Republicans say Cohen is not credible

Republicans on the committee attempted to discredit Cohen as a witness, starting with ranking member Jim Jordan of Ohio.

Jordan accused Cohen of being spiteful over the fact that he never worked in the White House even though he served as Trump’s personal lawyer for years.

“And now you're behaving just like everyone else who got fired or didn't get the job they wanted,” Jordan told Cohen.

However, Cohen pushed back against Jordan’s argument by saying that he was proud to be the personal attorney for the president and did not want to work in the White House.

Cohen said that he was offered jobs in the White House and recalled a time that Trump lashed out at his former chief of staff Reince Priebus because Cohen did not take a job in the White House Office of General Counsel.

"I brought a lawyer in who produced a memo as to why I should not go in because there would be no attorney-client privilege and in order to handle some of the matters I talked about in my opening,” Cohen said.

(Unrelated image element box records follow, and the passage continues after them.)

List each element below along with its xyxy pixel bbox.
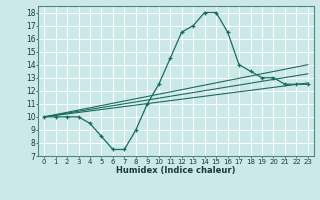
X-axis label: Humidex (Indice chaleur): Humidex (Indice chaleur) <box>116 166 236 175</box>
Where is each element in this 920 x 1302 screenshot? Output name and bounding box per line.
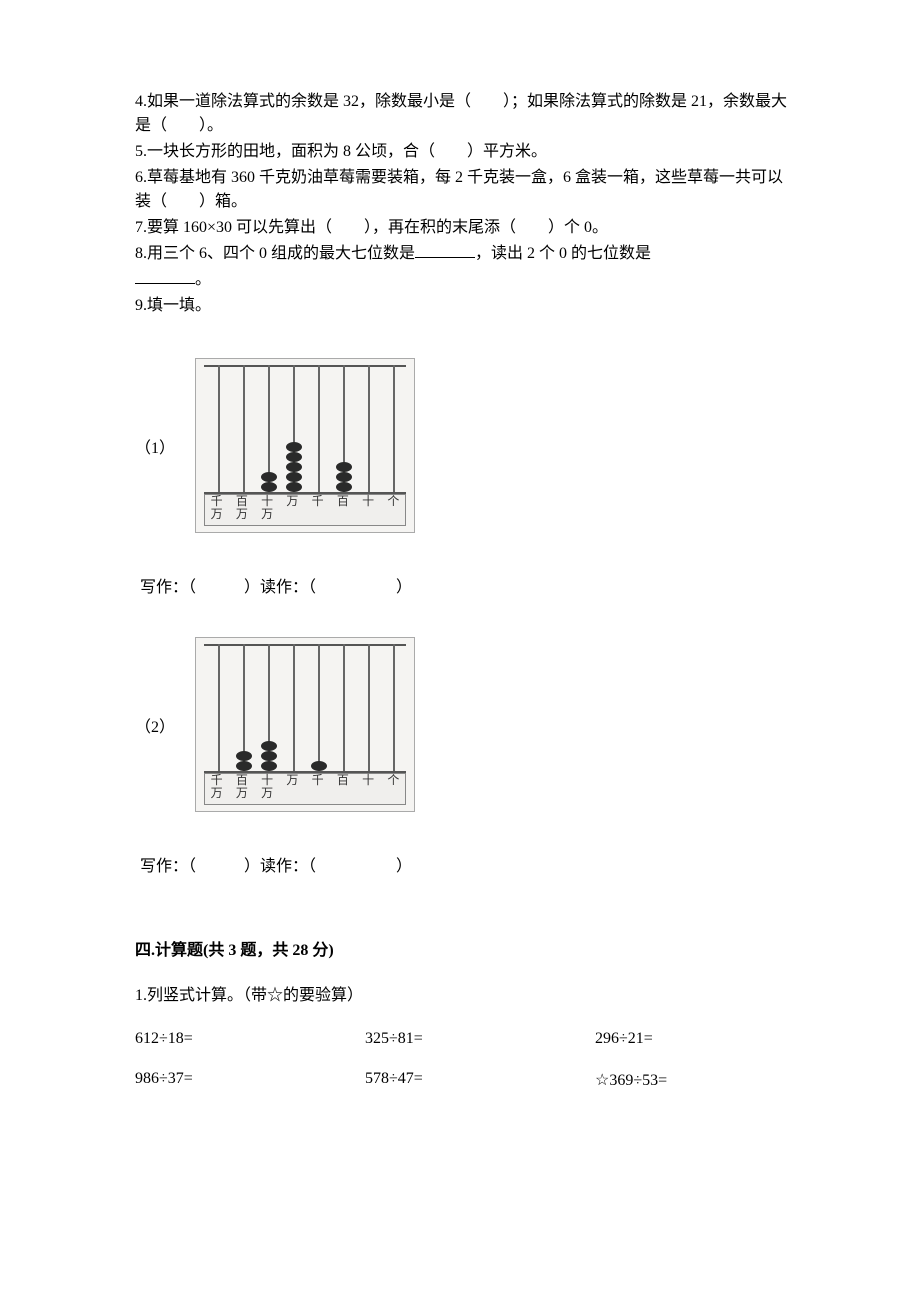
abacus-top-bar	[204, 365, 406, 367]
abacus-place-label: 十	[356, 494, 381, 526]
abacus-rod	[318, 365, 320, 492]
abacus-bead	[336, 482, 352, 492]
calc-intro: 1.列竖式计算。（带☆的要验算）	[135, 984, 795, 1008]
question-5: 5.一块长方形的田地，面积为 8 公顷，合（ ）平方米。	[135, 140, 795, 164]
abacus-labels: 千万百万十万万千百十个	[204, 494, 406, 526]
abacus-rod	[393, 365, 395, 492]
abacus-bead	[286, 462, 302, 472]
abacus-2-row: （2） 千万百万十万万千百十个	[135, 637, 795, 812]
abacus-2-num: （2）	[135, 713, 175, 737]
abacus-place-label: 个	[381, 773, 406, 805]
abacus-bead	[261, 741, 277, 751]
abacus-place-label: 百万	[229, 494, 254, 526]
abacus-bead	[286, 452, 302, 462]
abacus-2: 千万百万十万万千百十个	[195, 637, 415, 812]
abacus-bead	[336, 472, 352, 482]
abacus-bead	[236, 761, 252, 771]
question-6: 6.草莓基地有 360 千克奶油草莓需要装箱，每 2 千克装一盒，6 盒装一箱，…	[135, 166, 795, 214]
abacus-rod	[293, 644, 295, 771]
question-4: 4.如果一道除法算式的余数是 32，除数最小是（ ）；如果除法算式的除数是 21…	[135, 90, 795, 138]
section-4-title: 四.计算题(共 3 题，共 28 分)	[135, 936, 795, 960]
abacus-place-label: 万	[280, 494, 305, 526]
abacus-bead	[261, 761, 277, 771]
abacus-bead	[311, 761, 327, 771]
abacus-bead	[261, 482, 277, 492]
abacus-bead	[286, 482, 302, 492]
calc-cell: 296÷21=	[595, 1030, 795, 1048]
abacus-place-label: 千	[305, 773, 330, 805]
abacus-rod	[343, 644, 345, 771]
abacus-1-num: （1）	[135, 434, 175, 458]
calc-cell: ☆369÷53=	[595, 1070, 795, 1090]
abacus-rod	[218, 644, 220, 771]
calc-cell: 612÷18=	[135, 1030, 365, 1048]
abacus-place-label: 十万	[255, 494, 280, 526]
q8-part-a: 8.用三个 6、四个 0 组成的最大七位数是	[135, 245, 415, 262]
question-9: 9.填一填。	[135, 294, 795, 318]
abacus-bead	[261, 472, 277, 482]
abacus-bead	[261, 751, 277, 761]
abacus-place-label: 千	[305, 494, 330, 526]
abacus-place-label: 百	[330, 773, 355, 805]
q8-part-b: ，读出 2 个 0 的七位数是	[475, 245, 651, 262]
abacus-place-label: 十万	[255, 773, 280, 805]
blank-underline	[415, 242, 475, 258]
abacus-rod	[318, 644, 320, 771]
abacus-top-bar	[204, 644, 406, 646]
q8-end: 。	[195, 271, 211, 288]
question-7: 7.要算 160×30 可以先算出（ ），再在积的末尾添（ ）个 0。	[135, 216, 795, 240]
blank-underline	[135, 268, 195, 284]
write-read-1: 写作：（ ）读作：（ ）	[140, 573, 795, 597]
abacus-place-label: 千万	[204, 494, 229, 526]
calc-cell: 325÷81=	[365, 1030, 595, 1048]
abacus-bead	[236, 751, 252, 761]
abacus-bead	[286, 472, 302, 482]
abacus-rod	[368, 365, 370, 492]
calc-row: 612÷18=325÷81=296÷21=	[135, 1030, 795, 1048]
question-8-line2: 。	[135, 268, 795, 292]
abacus-rod	[368, 644, 370, 771]
calc-rows-container: 612÷18=325÷81=296÷21= 986÷37=578÷47=☆369÷…	[135, 1030, 795, 1090]
abacus-place-label: 个	[381, 494, 406, 526]
abacus-bead	[336, 462, 352, 472]
write-read-2: 写作：（ ）读作：（ ）	[140, 852, 795, 876]
abacus-place-label: 万	[280, 773, 305, 805]
calc-cell: 578÷47=	[365, 1070, 595, 1090]
abacus-rod	[218, 365, 220, 492]
abacus-rod	[243, 365, 245, 492]
abacus-place-label: 千万	[204, 773, 229, 805]
abacus-rod	[393, 644, 395, 771]
calc-row: 986÷37=578÷47=☆369÷53=	[135, 1070, 795, 1090]
abacus-bead	[286, 442, 302, 452]
abacus-1: 千万百万十万万千百十个	[195, 358, 415, 533]
question-8: 8.用三个 6、四个 0 组成的最大七位数是 ，读出 2 个 0 的七位数是	[135, 242, 795, 266]
calc-cell: 986÷37=	[135, 1070, 365, 1090]
abacus-labels: 千万百万十万万千百十个	[204, 773, 406, 805]
abacus-place-label: 十	[356, 773, 381, 805]
abacus-place-label: 百	[330, 494, 355, 526]
abacus-place-label: 百万	[229, 773, 254, 805]
abacus-1-row: （1） 千万百万十万万千百十个	[135, 358, 795, 533]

Rep. Mark Green, R-Tenn., also criticized Cohen’s character suggesting that he is a “fake witness” and a “scorned man who is going to prison for lying to Congress.”

Green criticized Democrats leading the committee for issuing a “gag order,” telling Republican members what they can and cannot talk about.

“He is going to prison for lying to Congress and he is the star witness,” Green said. “If you read the sentencing report on Mr. Cohen, words like deceptive and greedy are scattered throughout that report. It paints a picture of a narcissist, a bully who can not tell the truth whether it is about the president or his own personal life. But today, he is the majority party’s star witness.”

“If the Democrats were after the truth, they would have an honest person here testifying,” Green continued. “If they were really after the truth, they would not restrict the questioning to just a few topics.”

Rep. James Comer, R-Ky., also questioned Cohen’s character.

Comer asked several questions related to Cohen’s bank fraud conviction. Cohen admitted that he lied to banks by falsely stating the amount of debt he was carrying. Comer also got Cohen to admit that the fraudulent loan was for his own personal benefit, not on behalf of Trump.